アングラー(釣り人)について、常々感じていたことがある。
”趣味”としてある程度継続した者が行き着く先は「2つ」あることを。
魚を釣るのを好きか、魚を釣るのが好きか……。言葉ひとつ違うだけで、価値観も変化する。
よってこの二極は相容れない、悲しい存在同士でもある。
「魚を釣るのが好きなタイプ」は特にここがうるさい
☑魚のサイズにこだわる(メジャーを必ず携帯する)
☑環境問題に敏感
☑釣れた場所にこだわる
☑マナーに実は疎い
だいたいこんなところ。
ではそれぞれを、掘り下げてみよう。
魚のサイズにこだわるのは記録したいから
魚を釣るのが好きな人は、必ずメジャーを持っているし、写真を撮ったりして”記録”に残したい欲望がある。
それを”競う合う”ことが好きだから、釣り大会には強い興味を覚える。
単純にいえば「自慢」への渇望だし、「デカイのを釣るほうが、釣りが上手い」と思い込んでいる。
方向性はどうあれ、達成するためには努力を惜しまない。
環境問題に敏感な理由
自然でする”遊び”であるため、環境問題は直結する問題。
定期的に「ゴミ」と「リリース」の問題で揉める釣り人たち。
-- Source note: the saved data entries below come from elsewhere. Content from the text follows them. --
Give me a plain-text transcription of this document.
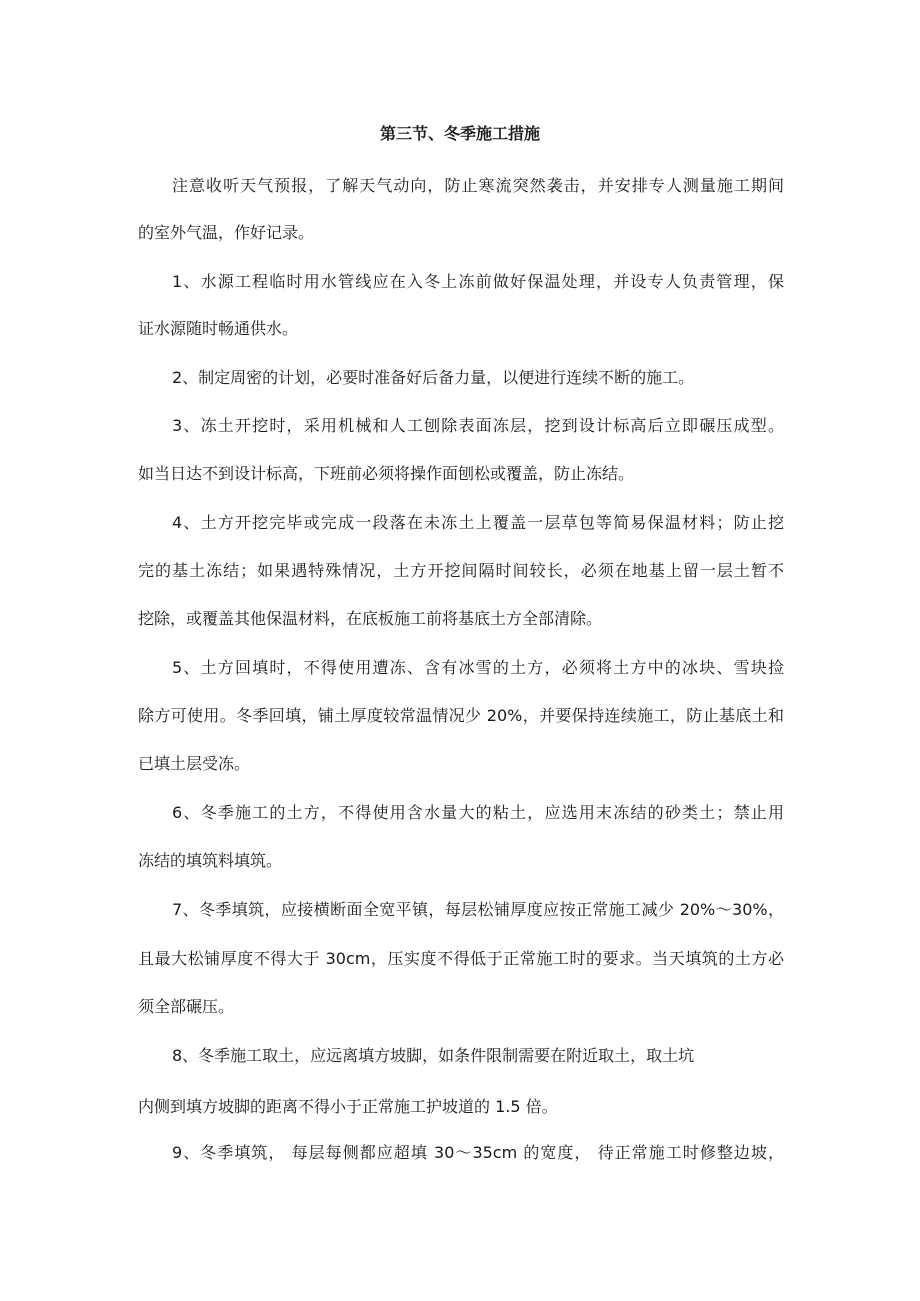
第三节、冬季施工措施
注意收听天气预报，了解天气动向，防止寒流突然袭击，并安排专人测量施工期间
的室外气温，作好记录。
1、水源工程临时用水管线应在入冬上冻前做好保温处理，并设专人负责管理，保
证水源随时畅通供水。
2、制定周密的计划，必要时准备好后备力量，以便进行连续不断的施工。
3、冻土开挖时，采用机械和人工刨除表面冻层，挖到设计标高后立即碾压成型。
如当日达不到设计标高，下班前必须将操作面刨松或覆盖，防止冻结。
4、土方开挖完毕或完成一段落在未冻土上覆盖一层草包等简易保温材料；防止挖
完的基土冻结；如果遇特殊情况，土方开挖间隔时间较长，必须在地基上留一层土暂不
挖除，或覆盖其他保温材料，在底板施工前将基底土方全部清除。
5、土方回填时，不得使用遭冻、含有冰雪的土方，必须将土方中的冰块、雪块捡
除方可使用。冬季回填，铺土厚度较常温情况少 20%，并要保持连续施工，防止基底土和
已填土层受冻。
6、冬季施工的土方，不得使用含水量大的粘土，应选用末冻结的砂类土；禁止用
冻结的填筑料填筑。
7、冬季填筑，应接横断面全宽平镇，每层松铺厚度应按正常施工减少 20%～30%，
且最大松铺厚度不得大于 30cm，压实度不得低于正常施工时的要求。当天填筑的土方必
须全部碾压。
8、冬季施工取土，应远离填方坡脚，如条件限制需要在附近取土，取土坑
内侧到填方坡脚的距离不得小于正常施工护坡道的 1.5 倍。
9、冬季填筑， 每层每侧都应超填 30～35cm 的宽度， 待正常施工时修整边坡，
その理由は単純。
深層にあるのは、「ポイントが減るから」と「魚が減るから」であり、矛先として”環境”が標的にされる。
だからこそ”魚を釣りたい人”にとっては死活問題となり、この手の話題は尽きない。
「漁師のほうが──」と矛先を変えることも多く、いってしまえば言い訳を探しているだけ。
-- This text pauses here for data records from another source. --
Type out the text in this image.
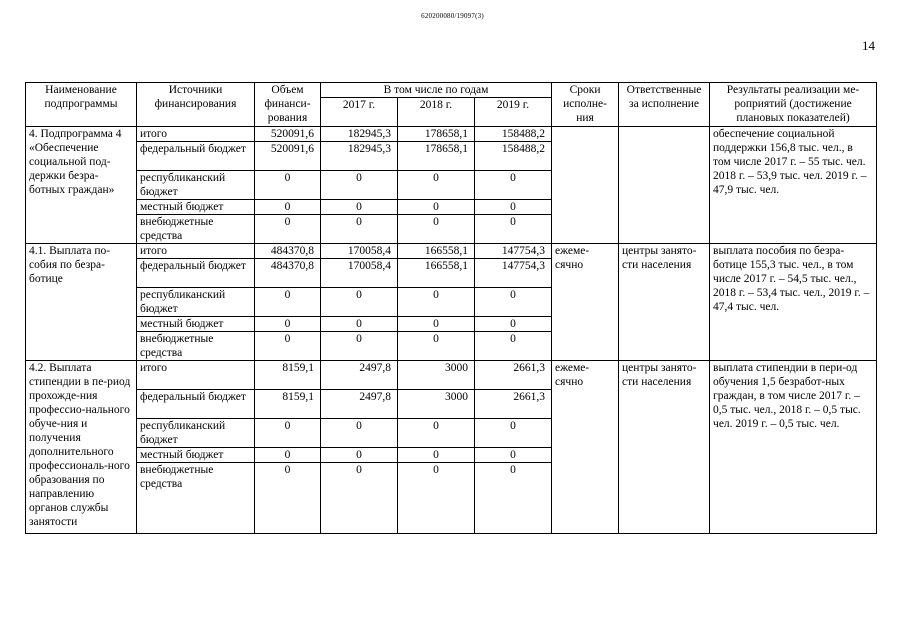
620200080/19097(3)
14
Наименование подпрограммы	Источники финансирования	Объем финанси-рования	В том числе по годам			Сроки исполне-ния	Ответственные за исполнение	Результаты реализации ме-роприятий (достижение плановых показателей)
			2017 г.	2018 г.	2019 г.			
4. Подпрограмма 4 «Обеспечение социальной под-держки безра-ботных граждан»	итого	520091,6	182945,3	178658,1	158488,2			обеспечение социальной поддержки 156,8 тыс. чел., в том числе 2017 г. – 55 тыс. чел. 2018 г. – 53,9 тыс. чел. 2019 г. – 47,9 тыс. чел.
	федеральный бюджет	520091,6	182945,3	178658,1	158488,2			
	республиканский бюджет	0	0	0	0			
	местный бюджет	0	0	0	0			
	внебюджетные средства	0	0	0	0			
4.1. Выплата по-собия по безра-ботице	итого	484370,8	170058,4	166558,1	147754,3	ежеме-сячно	центры занято-сти населения	выплата пособия по безра-ботице 155,3 тыс. чел., в том числе 2017 г. – 54,5 тыс. чел., 2018 г. – 53,4 тыс. чел., 2019 г. – 47,4 тыс. чел.
	федеральный бюджет	484370,8	170058,4	166558,1	147754,3			
	республиканский бюджет	0	0	0	0			
	местный бюджет	0	0	0	0			
	внебюджетные средства	0	0	0	0			
4.2. Выплата стипендии в пе-риод прохожде-ния профессио-нального обуче-ния и получения дополнительного профессиональ-ного образования по направлению органов службы занятости	итого	8159,1	2497,8	3000	2661,3	ежеме-сячно	центры занято-сти населения	выплата стипендии в пери-од обучения 1,5 безработ-ных граждан, в том числе 2017 г. – 0,5 тыс. чел., 2018 г. – 0,5 тыс. чел. 2019 г. – 0,5 тыс. чел.
	федеральный бюджет	8159,1	2497,8	3000	2661,3			
	республиканский бюджет	0	0	0	0			
	местный бюджет	0	0	0	0			
	внебюджетные средства	0	0	0	0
あるがままの自然に異物を持ち込んだのは人間であり、環境を破壊するのは結局のところ、人間でしかない。
釣れた場所なら釣れると思っている
魚を釣りたい人は、釣れた場所(ポイント)を知りたがる。
……当然といえば当然だし、有効な手段であることには違いない。
しかし、自分で探そうとしない。
「アレが釣れるみたいだから、釣りに行こう!」──というタイプ。
スタイルが確立しているわけではなく、季節毎に合わせるだけなので、魚釣りの知識は狭くて深くなる。
だから他所の畑を毛嫌いする。
マナーに疎いのは視界が狭いから
端的にいえば、「釣れるポイントを守るためならなんでもする」から。そういう人ほどトラブルを起すことが多い。
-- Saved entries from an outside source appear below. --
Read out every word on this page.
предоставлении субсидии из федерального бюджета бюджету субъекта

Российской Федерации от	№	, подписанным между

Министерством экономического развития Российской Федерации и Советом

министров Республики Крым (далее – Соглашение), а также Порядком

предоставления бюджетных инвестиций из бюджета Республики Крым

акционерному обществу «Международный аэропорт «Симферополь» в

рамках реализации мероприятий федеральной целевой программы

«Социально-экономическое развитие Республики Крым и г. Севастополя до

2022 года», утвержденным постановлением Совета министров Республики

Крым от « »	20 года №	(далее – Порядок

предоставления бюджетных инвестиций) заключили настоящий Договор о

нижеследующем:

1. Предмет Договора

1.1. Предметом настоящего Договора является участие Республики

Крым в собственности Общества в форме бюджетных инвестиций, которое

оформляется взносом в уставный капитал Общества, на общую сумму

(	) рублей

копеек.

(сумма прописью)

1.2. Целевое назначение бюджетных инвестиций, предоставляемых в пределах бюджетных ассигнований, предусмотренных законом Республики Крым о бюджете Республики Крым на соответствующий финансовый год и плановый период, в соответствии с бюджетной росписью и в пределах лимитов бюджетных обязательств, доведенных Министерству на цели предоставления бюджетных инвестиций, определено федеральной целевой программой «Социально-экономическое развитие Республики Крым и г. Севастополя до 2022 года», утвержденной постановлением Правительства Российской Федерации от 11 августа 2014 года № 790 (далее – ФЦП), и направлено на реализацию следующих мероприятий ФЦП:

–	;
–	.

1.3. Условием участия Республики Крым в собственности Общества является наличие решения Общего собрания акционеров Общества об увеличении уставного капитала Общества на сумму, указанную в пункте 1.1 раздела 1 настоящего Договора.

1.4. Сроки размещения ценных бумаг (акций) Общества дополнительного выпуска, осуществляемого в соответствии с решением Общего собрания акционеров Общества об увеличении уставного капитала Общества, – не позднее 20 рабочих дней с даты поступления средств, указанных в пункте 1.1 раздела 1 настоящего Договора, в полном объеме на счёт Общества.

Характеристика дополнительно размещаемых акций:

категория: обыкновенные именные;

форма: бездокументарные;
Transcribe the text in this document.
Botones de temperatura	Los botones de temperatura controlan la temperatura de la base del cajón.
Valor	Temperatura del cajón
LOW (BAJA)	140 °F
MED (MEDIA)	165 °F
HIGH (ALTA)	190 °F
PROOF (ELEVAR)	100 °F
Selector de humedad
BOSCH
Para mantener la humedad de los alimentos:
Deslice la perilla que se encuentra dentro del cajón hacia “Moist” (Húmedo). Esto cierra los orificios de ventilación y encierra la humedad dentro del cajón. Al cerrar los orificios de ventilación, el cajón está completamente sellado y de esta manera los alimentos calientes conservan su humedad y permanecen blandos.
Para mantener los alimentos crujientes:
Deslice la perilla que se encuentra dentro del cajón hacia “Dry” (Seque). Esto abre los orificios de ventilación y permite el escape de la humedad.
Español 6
マナーの方向性も、”釣りにおける”こととして備わっており、広義の”地球環境”に対しては疎かったりする。
ポイントの奪い合いで揉めるのは、”そこで釣れた”から、そこでやりたいため。
ゴミを持ち込んで仕掛けを投げ込むのも、魚を釣るためを正当化するため。
釣り人目線と、それをしない人の目線は、違うものである。
みんなでワイワイするのが好きな「エンジョイ勢」が多い
釣り情報を共有する、またはしたい過程で仲間が増えていく。
釣りにも複数人で行き、写真を撮ったりと、傍から見れば楽しそうに見え、その世界に踏み入れる”きっかけ”としてなりやすい。
しかしながら、「魚釣りが好きな人」とは馬が合わない。
なぜならば、”価値観が違う”から。
だから正解なんて、無い。
それぞれが思うがままやりたいようにやればいいし、無理することもない。
答えがないからこそ、終わりを決めなければ生涯かけて楽しめる趣味なのである。